“But Lily has such taste,” was the reluctant answer. “And she may be displeased if we do not ask her.”

“Our Lady thinks more of devotion than of taste, Annette,” Miss Pembroke said earnestly. “It seems to me that every flower ought to be placed there by the hand of faith and love.”

The other yielded. People always did yield when Miss Pembroke urged. And Miss Carthusen, fortunately, saved them the embarrassment of declining her assistance by walking on, engrossed in a gay conversation with the German. When she recollected, they were already far apart. She and her companion were close to the town, and the others had stopped where the three paths met.

The children gathered about Miss Ferrier, and began piling their Mayflowers and green wreaths into her arms; for the flowers were all to decorate the altar of Mary in the beautiful church of S. John the Evangelist.
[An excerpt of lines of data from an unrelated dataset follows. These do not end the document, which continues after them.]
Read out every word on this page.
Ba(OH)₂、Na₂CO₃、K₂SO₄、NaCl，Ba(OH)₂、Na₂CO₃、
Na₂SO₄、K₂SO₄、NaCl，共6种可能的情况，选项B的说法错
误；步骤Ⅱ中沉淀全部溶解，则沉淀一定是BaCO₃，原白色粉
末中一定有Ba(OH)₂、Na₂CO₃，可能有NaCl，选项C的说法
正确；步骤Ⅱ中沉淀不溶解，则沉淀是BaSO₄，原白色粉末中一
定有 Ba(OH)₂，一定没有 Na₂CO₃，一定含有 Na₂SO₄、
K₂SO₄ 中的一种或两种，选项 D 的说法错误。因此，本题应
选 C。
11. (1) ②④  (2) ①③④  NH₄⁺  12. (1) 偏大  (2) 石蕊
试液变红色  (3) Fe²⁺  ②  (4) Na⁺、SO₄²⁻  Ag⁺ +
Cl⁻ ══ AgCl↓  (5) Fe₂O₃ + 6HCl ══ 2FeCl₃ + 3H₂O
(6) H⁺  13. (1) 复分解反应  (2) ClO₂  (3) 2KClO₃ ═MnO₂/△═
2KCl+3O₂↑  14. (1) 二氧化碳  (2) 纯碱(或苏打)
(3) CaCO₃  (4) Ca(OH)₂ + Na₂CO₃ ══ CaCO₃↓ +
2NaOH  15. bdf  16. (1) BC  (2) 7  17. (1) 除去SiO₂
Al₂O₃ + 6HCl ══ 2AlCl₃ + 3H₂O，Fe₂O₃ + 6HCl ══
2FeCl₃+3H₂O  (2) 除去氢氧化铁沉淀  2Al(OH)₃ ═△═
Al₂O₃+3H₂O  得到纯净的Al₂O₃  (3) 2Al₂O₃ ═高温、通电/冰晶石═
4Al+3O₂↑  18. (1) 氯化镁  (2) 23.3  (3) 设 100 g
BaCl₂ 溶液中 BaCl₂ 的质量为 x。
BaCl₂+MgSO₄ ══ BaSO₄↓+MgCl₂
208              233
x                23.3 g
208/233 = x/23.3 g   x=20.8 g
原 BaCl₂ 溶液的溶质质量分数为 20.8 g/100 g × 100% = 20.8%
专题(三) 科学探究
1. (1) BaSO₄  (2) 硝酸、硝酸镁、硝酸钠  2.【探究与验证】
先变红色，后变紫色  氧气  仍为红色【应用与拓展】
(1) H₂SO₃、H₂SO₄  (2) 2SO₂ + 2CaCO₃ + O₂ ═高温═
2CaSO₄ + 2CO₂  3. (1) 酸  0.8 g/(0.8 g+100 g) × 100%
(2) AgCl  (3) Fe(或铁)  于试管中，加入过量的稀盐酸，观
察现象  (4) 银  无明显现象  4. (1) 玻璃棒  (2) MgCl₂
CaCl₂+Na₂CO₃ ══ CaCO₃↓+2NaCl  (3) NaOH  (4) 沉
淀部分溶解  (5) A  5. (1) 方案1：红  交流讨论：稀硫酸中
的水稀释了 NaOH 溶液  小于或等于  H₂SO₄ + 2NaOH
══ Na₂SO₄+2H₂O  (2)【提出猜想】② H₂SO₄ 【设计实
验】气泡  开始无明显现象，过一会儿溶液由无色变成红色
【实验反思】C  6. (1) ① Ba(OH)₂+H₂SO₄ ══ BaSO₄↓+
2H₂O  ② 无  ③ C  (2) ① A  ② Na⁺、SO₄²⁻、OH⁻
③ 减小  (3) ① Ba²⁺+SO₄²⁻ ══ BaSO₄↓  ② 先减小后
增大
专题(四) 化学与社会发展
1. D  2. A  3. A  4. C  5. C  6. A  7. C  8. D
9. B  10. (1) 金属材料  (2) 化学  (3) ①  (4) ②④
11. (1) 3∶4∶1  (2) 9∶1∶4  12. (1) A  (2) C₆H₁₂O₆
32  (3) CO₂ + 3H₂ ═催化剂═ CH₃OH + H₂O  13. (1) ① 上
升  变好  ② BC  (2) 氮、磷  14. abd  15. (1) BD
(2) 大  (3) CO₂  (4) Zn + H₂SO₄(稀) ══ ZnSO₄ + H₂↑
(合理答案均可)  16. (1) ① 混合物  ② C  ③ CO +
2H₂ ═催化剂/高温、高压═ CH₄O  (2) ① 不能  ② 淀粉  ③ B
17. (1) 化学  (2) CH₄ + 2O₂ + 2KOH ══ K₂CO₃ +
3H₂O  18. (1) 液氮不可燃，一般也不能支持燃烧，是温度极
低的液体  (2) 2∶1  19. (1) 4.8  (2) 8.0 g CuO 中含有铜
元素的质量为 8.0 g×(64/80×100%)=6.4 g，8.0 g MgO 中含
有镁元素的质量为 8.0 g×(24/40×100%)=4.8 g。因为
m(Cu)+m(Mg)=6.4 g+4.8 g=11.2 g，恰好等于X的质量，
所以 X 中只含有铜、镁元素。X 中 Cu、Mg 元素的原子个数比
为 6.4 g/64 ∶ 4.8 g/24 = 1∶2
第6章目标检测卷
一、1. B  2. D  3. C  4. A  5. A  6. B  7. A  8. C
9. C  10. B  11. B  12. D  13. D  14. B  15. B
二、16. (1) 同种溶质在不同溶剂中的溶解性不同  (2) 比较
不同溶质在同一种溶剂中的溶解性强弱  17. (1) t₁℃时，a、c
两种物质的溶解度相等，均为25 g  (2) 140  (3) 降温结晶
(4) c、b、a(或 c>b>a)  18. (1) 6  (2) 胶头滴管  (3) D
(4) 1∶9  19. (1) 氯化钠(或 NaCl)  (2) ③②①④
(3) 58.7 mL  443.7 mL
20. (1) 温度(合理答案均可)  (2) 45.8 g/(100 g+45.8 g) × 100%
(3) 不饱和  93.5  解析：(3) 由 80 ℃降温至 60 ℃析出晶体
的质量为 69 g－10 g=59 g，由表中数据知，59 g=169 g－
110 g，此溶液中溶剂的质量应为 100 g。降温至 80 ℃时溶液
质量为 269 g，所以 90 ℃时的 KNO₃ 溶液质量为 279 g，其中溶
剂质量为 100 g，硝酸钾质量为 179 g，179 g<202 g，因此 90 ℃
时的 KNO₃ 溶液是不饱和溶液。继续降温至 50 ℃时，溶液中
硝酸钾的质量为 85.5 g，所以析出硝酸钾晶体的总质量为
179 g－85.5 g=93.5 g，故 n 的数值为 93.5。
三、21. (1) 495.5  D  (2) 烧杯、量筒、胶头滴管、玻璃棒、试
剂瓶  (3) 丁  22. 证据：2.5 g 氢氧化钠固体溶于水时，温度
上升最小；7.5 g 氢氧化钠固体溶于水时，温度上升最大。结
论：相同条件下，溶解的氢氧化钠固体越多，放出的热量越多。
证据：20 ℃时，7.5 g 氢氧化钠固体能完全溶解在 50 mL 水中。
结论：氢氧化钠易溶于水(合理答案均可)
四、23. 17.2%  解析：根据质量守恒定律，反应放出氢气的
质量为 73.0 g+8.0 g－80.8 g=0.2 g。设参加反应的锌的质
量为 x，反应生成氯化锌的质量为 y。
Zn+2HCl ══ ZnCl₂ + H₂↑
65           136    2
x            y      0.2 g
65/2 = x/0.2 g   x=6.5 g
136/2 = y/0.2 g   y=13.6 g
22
These children were not half of them Catholic; but that made no difference in Crichton, where the people prided themselves on being liberal. Moreover, Miss Ferrier was a person of influence, and could reward those who obliged her.

Then they scattered, dropping into different roads, one by one, and two by two, till only three, heavily laden with their fragrant spoil, were left walking slowly up South Avenue, into which the unfinished road expanded when it reached the city. They were to take tea at Mrs. Ferrier’s, and afterward go to the church; for this was the last day of a warm and forward April, and on the next morning the exercises of the Month of Mary were to begin. At the most commanding spot on the crown of the hill stood Mrs. Ferrier’s house; and one has but to glance at it to understand at once why mademoiselle is a person of influence.

Seventeen years before, those who knew them would have imagined almost any change of fortune sooner than that the Ferriers should become people of wealth. There was Mr. Ferrier, a stout, dull, uneducated, hard-working man, who had not talent nor ambition enough to learn any trade, but passed his life in drudging for any one who would give him a day’s work. A man of obtuse intelligence, and utterly uncultivated tastes, but for the spark of faith left in that poor soul of his, he would have been a clod. But there the spark was, like a lamp in a tomb, showing, with its faint but steady light, the wreck of the beautiful, and the noble, and the sublime that was man as God made him; showing the dust of lost powers and possibilities, and the dust of much accumulated dishonor; showing the crumbling skeleton of a purpose that had started perfect; and showing also, carven deep, but dimly seen, the word of hope, Resurgam!

Those human problems meet us often, staggering under the primal curse, ground down to pitiless labor from the cradle to the grave, losing in their sordid lives, little by little, first, the strength and courage to look abroad, then the wish, and, at last, the power, the soul in them shining with only an occasional flicker through the débris of their degraded natures. But if faith be there buried with the soul in that earthy darkness, the word of hope is still for them Resurgam!

There was Mrs. Ferrier, a very different sort of person, healthy, thrifty, cheerful, with a narrow vein of stubborn good sense that was excellent as far as it went, and with a kind heart and a warm temper. The chief fault in her was a common fault: she wished to shape and measure the world by her own compasses; and, since those were noticeably small, the impertinence was very apparent. She was religiously obedient to her husband when he raised his fist; but, in most matters, she ruled the household, Mr. Ferrier being authoritative only on the subject of his three meals, his pipe and beer, and his occasional drop of something stronger.

And there were five or six young ones, new little souls in very soiled bodies, the doors of life still open for them, their eyes open also to see, and their wills free to choose. These little ones, happy in their rags, baked mud pies, squabbled and made up twenty times a day, ate and slept like the healthy animals they were, their greatest trial being when their faces were washed and their hair combed, on which occasion there was an uproar in the family. These occasions were not frequent.